A leading US think tank has recommended to the US administration to clarify its mission in Pakistan and separate the Pakistan development programme from both the Afghanistan programme as well as from the Pakistan security programme.


This recommendation is made in a report titled ‘Beyond Bullets and Bombs’ which focuses on how Washington can improve its aid programme in Pakistan. The report, which is intended for the Obama administration, is prepared by Center for Global Development (CGD).

It says that the administration’s integrated “Af-Pak” approach – lumping Pakistan together with Afghanistan in policy deliberations and bureaucratic lines of authority – has “muddled” the Pakistan development mission. Similarly, “the integration of development, diplomacy and defence has… left the program without a clear, focused mandate.”

The CGD report also gives four other recommendations to improve the US development programme in Pakistan. It suggests that the US should put one person in charge of the development program in Washington and in Islamabad (name a leader), set up a website with regularly updated data on US aid commitments and disbursements in Pakistan by project (say what you are doing), place, and recipient, allow for greater staff continuity, carve out a greater role for program staff in policy dialogue (staff the USAID mission for success), and hire senior-level Pakistani leadership, track not just the outputs of US aid projects, but Pakistan’s overall development progress (measure what matters).

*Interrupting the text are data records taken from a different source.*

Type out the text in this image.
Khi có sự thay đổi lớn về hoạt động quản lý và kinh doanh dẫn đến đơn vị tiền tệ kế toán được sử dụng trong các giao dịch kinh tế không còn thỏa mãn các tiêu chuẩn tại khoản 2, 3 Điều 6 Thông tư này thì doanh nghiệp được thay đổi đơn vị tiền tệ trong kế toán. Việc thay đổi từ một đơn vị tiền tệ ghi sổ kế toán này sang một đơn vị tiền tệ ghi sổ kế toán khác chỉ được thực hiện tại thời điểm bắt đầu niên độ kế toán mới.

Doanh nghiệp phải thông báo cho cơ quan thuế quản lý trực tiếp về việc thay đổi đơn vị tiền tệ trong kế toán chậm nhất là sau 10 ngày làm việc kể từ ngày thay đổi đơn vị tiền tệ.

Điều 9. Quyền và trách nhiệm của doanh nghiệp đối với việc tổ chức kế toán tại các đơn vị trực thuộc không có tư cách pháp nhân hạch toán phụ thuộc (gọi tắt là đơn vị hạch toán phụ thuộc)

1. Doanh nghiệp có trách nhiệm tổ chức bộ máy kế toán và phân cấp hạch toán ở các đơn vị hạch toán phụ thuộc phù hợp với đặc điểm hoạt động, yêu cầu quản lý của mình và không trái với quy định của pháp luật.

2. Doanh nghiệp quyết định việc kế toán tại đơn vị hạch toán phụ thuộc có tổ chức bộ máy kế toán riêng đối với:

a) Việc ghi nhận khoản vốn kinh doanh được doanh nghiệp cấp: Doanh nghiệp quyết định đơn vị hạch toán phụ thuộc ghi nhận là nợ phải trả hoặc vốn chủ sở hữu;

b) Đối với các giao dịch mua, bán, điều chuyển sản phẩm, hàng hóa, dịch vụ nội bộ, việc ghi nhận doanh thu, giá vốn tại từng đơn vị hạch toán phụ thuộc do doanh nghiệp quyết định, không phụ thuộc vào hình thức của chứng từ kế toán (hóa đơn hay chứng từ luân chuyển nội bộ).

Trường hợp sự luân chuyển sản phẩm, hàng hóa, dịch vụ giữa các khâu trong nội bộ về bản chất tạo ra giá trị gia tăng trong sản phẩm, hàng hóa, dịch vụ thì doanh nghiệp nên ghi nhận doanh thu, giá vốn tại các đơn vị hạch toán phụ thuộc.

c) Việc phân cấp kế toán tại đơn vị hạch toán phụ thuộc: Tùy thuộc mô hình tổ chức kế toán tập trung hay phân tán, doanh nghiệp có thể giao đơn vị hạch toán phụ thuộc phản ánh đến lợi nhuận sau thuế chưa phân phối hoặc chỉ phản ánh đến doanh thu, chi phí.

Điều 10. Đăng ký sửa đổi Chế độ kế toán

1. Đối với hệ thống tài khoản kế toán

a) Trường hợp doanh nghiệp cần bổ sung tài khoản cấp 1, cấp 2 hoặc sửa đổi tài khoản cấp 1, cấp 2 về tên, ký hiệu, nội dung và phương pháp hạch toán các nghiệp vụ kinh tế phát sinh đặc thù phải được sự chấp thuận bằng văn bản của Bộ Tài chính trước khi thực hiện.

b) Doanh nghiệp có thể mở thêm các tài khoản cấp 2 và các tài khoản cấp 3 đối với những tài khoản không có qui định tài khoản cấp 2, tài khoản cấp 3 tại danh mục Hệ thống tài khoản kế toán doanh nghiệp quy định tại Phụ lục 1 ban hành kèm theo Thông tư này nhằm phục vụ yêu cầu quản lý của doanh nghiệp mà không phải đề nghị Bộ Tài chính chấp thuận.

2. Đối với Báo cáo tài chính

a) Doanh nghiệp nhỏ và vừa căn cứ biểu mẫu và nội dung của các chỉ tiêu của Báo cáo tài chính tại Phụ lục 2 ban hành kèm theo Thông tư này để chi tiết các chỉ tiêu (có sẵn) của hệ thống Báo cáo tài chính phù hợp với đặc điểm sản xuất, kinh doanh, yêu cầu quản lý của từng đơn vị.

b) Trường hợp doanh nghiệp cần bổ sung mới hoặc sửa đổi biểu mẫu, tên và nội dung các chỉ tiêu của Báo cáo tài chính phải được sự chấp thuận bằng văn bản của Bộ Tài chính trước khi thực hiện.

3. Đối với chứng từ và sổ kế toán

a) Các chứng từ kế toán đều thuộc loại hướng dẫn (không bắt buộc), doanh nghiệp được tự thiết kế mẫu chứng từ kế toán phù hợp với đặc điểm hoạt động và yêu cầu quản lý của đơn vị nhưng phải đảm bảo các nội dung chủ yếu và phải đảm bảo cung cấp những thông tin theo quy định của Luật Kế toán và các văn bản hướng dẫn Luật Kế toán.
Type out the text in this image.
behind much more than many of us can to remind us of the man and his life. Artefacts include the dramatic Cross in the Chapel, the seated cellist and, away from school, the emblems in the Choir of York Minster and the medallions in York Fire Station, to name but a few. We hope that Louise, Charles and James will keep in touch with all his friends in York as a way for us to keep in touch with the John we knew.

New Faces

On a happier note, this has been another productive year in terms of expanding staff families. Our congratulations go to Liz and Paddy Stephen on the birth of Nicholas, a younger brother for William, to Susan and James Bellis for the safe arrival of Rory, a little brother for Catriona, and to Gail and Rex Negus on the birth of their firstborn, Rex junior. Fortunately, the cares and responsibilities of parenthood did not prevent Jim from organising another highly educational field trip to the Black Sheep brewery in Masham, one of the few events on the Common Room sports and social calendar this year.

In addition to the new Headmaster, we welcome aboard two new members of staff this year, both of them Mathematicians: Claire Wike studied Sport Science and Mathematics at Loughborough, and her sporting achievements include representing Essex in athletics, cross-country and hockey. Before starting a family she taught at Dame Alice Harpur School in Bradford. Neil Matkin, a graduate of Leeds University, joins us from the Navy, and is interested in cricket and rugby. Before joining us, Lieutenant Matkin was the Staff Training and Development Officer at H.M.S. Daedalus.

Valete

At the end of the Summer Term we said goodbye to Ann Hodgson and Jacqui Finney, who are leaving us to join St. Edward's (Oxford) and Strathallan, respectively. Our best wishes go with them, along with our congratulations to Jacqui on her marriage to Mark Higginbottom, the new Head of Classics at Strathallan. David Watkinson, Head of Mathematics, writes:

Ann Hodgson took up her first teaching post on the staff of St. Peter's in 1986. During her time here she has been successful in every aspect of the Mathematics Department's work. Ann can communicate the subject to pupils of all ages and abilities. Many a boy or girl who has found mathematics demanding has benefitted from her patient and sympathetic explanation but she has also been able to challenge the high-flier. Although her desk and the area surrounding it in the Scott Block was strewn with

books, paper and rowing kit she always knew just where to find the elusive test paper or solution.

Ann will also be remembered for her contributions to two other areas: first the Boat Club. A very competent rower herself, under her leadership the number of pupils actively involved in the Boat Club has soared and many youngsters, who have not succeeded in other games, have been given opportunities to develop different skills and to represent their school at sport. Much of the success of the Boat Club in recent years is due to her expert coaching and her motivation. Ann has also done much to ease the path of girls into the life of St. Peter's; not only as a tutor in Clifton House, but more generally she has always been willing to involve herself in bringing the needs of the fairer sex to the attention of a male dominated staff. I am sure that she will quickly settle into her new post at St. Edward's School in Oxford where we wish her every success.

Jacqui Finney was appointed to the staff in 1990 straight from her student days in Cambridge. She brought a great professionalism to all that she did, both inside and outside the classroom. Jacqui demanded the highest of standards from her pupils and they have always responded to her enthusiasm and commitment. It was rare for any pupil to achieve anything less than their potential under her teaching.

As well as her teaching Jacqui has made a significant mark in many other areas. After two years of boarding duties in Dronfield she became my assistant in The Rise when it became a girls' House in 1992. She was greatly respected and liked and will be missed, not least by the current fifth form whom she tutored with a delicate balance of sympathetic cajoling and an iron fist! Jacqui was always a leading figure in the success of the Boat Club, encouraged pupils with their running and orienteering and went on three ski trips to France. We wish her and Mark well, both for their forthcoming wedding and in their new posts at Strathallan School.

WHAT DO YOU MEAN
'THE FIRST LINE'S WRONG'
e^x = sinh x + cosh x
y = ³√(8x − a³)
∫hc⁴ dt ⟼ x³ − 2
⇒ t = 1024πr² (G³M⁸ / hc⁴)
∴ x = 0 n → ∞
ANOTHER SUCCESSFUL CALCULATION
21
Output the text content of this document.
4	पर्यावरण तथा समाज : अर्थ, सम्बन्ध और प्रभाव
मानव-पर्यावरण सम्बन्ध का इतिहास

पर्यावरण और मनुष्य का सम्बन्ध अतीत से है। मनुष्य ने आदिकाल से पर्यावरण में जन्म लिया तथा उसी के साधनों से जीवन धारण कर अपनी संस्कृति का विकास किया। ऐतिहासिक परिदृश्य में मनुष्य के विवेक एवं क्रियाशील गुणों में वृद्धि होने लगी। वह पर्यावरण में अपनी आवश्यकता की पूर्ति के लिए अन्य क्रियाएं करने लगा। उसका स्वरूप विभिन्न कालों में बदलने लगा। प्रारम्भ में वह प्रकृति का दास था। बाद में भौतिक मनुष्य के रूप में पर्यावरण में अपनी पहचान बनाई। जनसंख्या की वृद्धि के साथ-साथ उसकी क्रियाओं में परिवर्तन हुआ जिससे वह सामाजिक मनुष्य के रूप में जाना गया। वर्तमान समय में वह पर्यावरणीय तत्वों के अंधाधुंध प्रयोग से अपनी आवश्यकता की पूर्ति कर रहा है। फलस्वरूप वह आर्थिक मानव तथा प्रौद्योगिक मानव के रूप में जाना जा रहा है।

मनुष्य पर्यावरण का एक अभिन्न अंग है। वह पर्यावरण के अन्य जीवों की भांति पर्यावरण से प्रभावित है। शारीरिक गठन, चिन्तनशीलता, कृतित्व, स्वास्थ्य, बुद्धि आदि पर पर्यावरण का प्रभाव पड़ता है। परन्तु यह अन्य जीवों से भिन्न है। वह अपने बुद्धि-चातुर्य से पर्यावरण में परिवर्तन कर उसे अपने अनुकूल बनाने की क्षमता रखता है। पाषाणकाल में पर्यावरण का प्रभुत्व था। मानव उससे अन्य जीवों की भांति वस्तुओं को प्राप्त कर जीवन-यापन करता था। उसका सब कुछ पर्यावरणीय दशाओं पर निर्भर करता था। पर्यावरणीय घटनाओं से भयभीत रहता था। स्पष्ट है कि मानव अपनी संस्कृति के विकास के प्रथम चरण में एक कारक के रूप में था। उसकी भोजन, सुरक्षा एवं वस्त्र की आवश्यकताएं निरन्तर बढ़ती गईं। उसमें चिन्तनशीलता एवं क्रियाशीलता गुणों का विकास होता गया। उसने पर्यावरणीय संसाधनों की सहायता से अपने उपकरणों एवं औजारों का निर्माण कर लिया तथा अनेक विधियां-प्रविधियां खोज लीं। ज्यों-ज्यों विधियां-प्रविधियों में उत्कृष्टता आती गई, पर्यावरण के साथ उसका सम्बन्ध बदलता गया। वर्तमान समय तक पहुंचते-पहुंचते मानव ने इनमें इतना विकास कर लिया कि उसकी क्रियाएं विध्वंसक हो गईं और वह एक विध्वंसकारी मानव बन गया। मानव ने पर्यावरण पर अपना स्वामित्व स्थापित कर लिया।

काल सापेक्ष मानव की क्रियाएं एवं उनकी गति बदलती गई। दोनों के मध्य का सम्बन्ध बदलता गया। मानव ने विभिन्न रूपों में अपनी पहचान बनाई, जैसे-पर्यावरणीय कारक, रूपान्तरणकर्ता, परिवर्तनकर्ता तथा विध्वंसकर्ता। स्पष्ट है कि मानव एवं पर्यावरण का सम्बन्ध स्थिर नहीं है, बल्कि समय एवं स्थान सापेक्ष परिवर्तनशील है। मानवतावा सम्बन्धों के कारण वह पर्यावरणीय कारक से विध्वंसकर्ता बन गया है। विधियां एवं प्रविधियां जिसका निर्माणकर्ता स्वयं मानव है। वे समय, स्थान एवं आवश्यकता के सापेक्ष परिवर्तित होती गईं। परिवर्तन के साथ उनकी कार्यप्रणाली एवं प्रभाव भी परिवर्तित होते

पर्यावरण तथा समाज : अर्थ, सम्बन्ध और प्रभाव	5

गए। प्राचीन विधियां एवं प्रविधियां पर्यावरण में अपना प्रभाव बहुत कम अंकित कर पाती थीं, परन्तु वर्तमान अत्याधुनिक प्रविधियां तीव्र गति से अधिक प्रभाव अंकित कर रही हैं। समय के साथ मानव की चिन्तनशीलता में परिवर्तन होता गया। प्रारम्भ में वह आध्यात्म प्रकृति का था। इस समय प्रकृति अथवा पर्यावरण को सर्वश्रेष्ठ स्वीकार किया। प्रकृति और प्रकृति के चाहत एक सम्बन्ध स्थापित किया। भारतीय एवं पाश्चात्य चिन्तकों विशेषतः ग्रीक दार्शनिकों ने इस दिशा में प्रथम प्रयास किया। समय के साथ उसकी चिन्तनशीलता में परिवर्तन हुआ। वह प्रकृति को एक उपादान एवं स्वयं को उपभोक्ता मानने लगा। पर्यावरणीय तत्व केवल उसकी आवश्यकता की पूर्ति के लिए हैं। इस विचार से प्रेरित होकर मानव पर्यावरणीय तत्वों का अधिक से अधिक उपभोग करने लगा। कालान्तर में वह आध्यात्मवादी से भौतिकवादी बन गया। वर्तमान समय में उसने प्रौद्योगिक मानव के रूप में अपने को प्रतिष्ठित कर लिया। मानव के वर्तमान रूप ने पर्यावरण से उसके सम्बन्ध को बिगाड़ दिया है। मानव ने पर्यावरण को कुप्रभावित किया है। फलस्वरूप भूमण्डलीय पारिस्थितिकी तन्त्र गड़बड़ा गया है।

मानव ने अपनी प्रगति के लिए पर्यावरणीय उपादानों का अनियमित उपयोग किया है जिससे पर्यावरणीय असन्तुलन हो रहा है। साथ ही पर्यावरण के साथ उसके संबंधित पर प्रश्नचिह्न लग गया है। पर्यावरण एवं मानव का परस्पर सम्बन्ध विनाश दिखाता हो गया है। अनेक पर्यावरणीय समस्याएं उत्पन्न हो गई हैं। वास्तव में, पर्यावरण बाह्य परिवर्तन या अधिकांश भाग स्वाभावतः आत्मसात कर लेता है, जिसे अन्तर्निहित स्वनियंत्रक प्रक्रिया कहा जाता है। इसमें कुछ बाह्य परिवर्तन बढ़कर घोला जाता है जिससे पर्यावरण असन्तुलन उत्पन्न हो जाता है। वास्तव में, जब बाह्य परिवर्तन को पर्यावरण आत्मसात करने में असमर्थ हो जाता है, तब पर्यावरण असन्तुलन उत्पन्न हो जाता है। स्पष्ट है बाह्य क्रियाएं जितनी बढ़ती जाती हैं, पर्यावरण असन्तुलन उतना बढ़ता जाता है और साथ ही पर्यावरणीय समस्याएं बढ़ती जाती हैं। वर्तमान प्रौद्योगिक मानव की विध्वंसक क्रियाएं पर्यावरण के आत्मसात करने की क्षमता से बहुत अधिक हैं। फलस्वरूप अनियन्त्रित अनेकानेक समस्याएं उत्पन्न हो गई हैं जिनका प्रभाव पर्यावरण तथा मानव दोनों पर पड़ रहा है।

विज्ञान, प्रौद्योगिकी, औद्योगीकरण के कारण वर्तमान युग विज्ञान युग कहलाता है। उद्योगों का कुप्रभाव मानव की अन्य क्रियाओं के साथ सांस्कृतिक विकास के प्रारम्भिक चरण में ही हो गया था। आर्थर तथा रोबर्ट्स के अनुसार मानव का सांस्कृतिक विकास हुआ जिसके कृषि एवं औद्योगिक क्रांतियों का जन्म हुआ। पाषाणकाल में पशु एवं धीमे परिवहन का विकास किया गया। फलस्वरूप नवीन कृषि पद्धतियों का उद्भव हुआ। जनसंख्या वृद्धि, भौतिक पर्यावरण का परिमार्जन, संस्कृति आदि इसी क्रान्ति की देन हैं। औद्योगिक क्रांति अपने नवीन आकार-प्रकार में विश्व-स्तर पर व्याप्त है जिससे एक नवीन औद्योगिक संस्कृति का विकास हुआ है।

CGD president Nancy Birdsall says, “The US is way off course in Pakistan,” adding, “It’s heavily focused on security while neglecting low-cost, low-risk investments in jobs, growth, and the long haul of democracy building.”

The report states that there are three ingredients that can lead Pakistan into a well functioning developed country: a stable and capable state able to deliver justice and meet the basic needs of its citizens, a strong private sector able to provide jobs, and a healthy civil society able to play its rightful role in the democratic process.

Published in The Express Tribune, June 17th, 2011.